The different executables in the exe directory can be run independently. They do the following:

  • compute_reconstructed_fields_on_cartesian_grid.x
    Compute the reconstructed density and velocity fields for given normalized growth rate and external bulk flow contribution on a Cartesian grid. The reconstructed fields described above in the Data section have been computed with this executable and the default settings.

  • analyze_reconstructed_fields.x
    Analyze the reconstructed density and velocity fields for given normalized growth rate and external bulk flow contribution. Among other things, this computes both fields on a slice through the supergalactic plane, and their standard deviations as a function of radius.

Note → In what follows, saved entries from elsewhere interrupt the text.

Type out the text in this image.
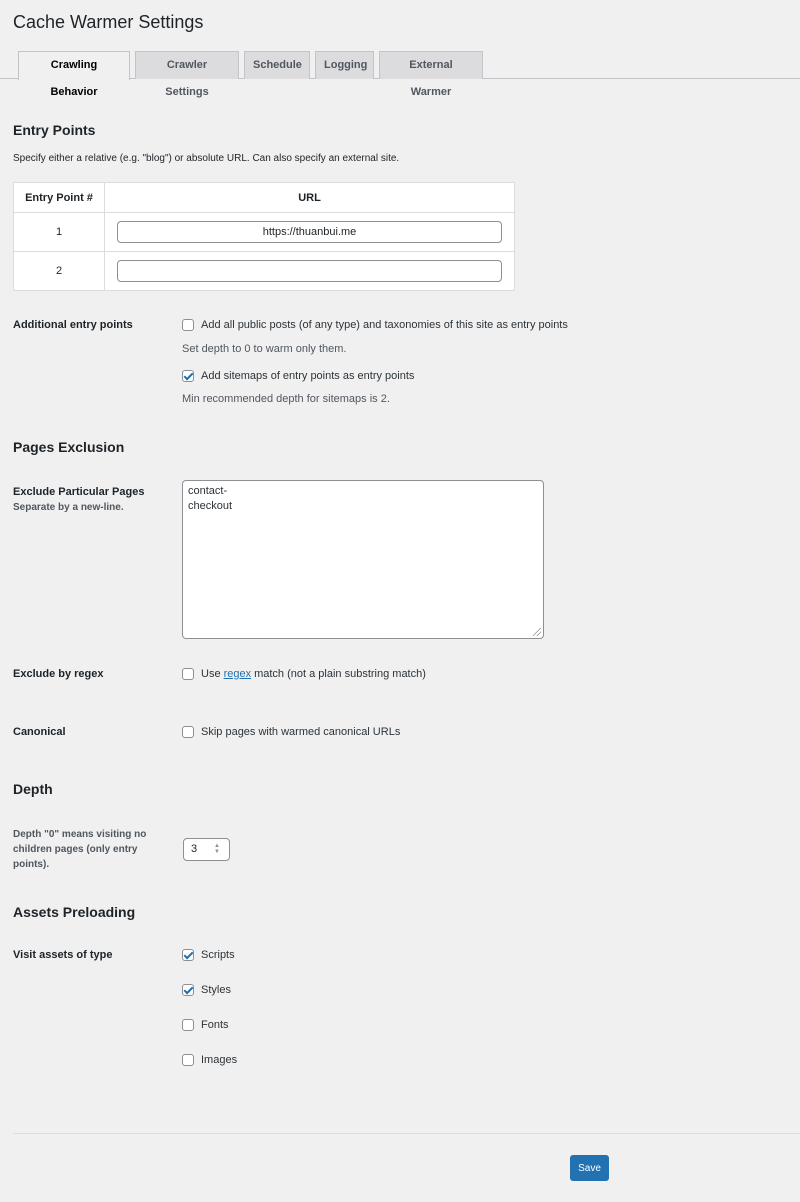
Cache Warmer Settings
Crawling Behavior
Crawler Settings
Schedule	Logging	External Warmer
Entry Points
Specify either a relative (e.g. "blog") or absolute URL. Can also specify an external site.
Entry Point #	URL
1	https://thuanbui.me
2	
Additional entry points	Add all public posts (of any type) and taxonomies of this site as entry points
Set depth to 0 to warm only them.
Add sitemaps of entry points as entry points
Min recommended depth for sitemaps is 2.
Pages Exclusion
Exclude Particular Pages
Separate by a new-line.
contact-
checkout
Exclude by regex	Use regex match (not a plain substring match)
Canonical	Skip pages with warmed canonical URLs
Depth
Depth "0" means visiting no children pages (only entry points).
3	▲
▼
Assets Preloading
Visit assets of type	Scripts
Styles
Fonts
Images
Save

  • compute_reconstructed_velocities_for_CF3_galaxies.x
    Compute the reconstructed velocities and their errors at the positions of the Cosmicflows-3 galaxies and their associated groups. Precomputed velocity errors are used if this executable is run again or if analyze_reconstructed_fields.x has been run before and if the parameter ANALYSIS_USE_PRECOMPUTED_RECONSTRUCTION_ERRORS in configuration.hpp is set to true. This drastically reduces the execution time, as it avoids generating a set of constrained realizations to re-compute these errors. The reconstructed Cosmicflows-3 velocities described above in the Data section have been computed with this executable and the default settings.

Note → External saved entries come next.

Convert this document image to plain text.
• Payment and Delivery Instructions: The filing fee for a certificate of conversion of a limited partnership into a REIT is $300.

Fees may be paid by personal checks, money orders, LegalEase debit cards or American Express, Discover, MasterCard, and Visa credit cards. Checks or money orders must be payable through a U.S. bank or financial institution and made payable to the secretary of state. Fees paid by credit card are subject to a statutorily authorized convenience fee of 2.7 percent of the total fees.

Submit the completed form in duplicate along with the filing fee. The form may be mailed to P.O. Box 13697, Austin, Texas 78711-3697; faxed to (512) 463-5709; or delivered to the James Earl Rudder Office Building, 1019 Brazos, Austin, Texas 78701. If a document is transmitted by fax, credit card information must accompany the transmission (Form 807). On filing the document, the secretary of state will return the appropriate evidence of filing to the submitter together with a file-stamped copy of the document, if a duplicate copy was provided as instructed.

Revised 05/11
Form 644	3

  • compare_reconstructed_and_observed_velocities.x
    Compare the reconstructed and observed radial velocities for given normalized growth rate, external bulk flow contribution and distance catalog Hubble constant. This computes the tensor-smoothed values of both velocity fields evaluated at the positions of the Cosmicflows-3 groups as well as their correlation functions. This executable uses the raw parameter estimates listed in the files data/parameters_zCMB_CR1-50.dat and data/parameters_zLG_CR1-50.dat as input. If the settings in configuration.hpp are changed, it is thus necessary to re-run estimate_parameters.x before compare_reconstructed_and_observed_velocities.x.

  • estimate_parameters.x
    Compute the normalized growth rate, the external bulk flow contribution and the distance catalog Hubble constant via a maximum-likelihood comparison of the reconstructed and observed radial velocities. The raw parameter estimate files data/parameters_zCMB_CR1-50.dat and data/parameters_zLG_CR1-50.dat described above in the Data section have been computed with this executable and the default settings.

Development and contributing

The Doxygen documentation of the code is still incomplete and will be extended in the near future.

Contributions are very welcome! If you have any suggestions for new features or improvements, or if you encounter any errors, please create a GitHub issue.